The president-elect faces questions about whether his businesses will present conflicts of interest
Donald Trump’s new hotel in Washington, D.C., located blocks from the White House, threatens to become a way for foreign diplomats to ingratiate themselves with the new president.
A Washington Post report published Friday featured interviews with dozens of diplomats, many of whom requested anonymity and some of whom said they would stay at the new Trump International Hotel in order to please Trump. About 100 foreign diplomats gathered at the hotel this week to discuss building ties with Trump’s administration, the Post reported. While there, many heard sales pitches about the hotel.

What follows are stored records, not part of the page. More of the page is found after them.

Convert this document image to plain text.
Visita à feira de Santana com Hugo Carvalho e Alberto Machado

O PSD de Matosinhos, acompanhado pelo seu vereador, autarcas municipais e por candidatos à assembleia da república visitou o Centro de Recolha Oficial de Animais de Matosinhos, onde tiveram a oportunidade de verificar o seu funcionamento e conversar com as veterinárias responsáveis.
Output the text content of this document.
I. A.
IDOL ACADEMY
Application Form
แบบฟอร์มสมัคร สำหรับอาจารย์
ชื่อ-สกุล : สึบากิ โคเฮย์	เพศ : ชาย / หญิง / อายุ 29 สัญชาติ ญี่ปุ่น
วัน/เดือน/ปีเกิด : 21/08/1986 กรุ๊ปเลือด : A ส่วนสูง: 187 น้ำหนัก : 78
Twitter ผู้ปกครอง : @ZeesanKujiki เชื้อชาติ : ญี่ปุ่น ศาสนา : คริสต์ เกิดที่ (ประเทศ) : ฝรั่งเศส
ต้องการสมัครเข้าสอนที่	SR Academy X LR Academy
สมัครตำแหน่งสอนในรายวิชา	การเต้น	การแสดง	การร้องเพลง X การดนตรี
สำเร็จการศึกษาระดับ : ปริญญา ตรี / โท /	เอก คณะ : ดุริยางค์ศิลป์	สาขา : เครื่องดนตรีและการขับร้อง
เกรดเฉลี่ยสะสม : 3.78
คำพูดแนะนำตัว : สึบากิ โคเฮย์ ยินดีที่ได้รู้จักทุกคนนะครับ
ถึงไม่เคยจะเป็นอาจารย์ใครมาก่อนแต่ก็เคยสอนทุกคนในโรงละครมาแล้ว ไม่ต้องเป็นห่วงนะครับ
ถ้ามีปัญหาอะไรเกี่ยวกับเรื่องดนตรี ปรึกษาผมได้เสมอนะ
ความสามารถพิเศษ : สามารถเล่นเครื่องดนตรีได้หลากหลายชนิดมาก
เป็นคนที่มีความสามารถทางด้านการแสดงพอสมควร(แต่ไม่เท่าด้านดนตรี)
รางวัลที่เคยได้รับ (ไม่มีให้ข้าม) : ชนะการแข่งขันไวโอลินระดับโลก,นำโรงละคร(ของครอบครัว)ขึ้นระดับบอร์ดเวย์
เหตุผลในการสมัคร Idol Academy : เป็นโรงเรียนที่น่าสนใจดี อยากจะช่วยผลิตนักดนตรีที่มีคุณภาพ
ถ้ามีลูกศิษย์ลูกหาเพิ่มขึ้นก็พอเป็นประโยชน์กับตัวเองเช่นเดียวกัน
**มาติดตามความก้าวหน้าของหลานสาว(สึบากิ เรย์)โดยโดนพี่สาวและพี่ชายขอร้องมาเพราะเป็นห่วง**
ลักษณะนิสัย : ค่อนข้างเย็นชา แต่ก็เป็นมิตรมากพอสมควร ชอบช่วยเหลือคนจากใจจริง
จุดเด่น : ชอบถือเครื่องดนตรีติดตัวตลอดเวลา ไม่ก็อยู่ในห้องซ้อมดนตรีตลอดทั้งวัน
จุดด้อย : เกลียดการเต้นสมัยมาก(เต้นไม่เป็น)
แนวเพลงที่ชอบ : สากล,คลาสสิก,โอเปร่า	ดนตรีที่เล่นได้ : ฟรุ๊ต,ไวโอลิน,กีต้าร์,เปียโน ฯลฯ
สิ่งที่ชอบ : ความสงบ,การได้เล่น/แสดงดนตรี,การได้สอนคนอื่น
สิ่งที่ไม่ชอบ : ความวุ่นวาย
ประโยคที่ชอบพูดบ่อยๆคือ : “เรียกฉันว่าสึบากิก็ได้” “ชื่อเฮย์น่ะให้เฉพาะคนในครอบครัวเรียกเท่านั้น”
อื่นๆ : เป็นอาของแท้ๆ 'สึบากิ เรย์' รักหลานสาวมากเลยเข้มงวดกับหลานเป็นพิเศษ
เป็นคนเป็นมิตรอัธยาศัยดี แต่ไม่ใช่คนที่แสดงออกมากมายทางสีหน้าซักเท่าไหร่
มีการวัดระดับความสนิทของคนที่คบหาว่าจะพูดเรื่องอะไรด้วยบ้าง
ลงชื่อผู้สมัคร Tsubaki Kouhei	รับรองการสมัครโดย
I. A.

“The temptation and the inclination will certainly be there,” Arturo Sarukhan, a former Mexican ambassador to the United States, told the Post. “Some might think it’s the right way to engage, to be able to tell the next president, ‘Oh, I stayed at your hotel.’ If I were still in government, I would discourage it, among other reasons because it can be questioned and looked at in a very poor light, as though you are trying to buy influence via a hotel bill.”
The report comes as Trump faces a flood of questions about whether his businesses will create conflicts of interest when he becomes president. Trump has said he will leave his children in charge of his businesses when he takes office, but that solution is complicated by his children’s heavy involvement in his newfound political career.
Mickael Damelincourt, general manager of the Trump International Hotel in Washington D.C., told the Post that interest was surging ahead of the inauguration, though most hotels in the city typically witness increased interest for the big event. “I got 50 calls in the last day, from some very important people, and we have no space,” he said, while adding that he doesn’t think Trump’s election victory was a factor.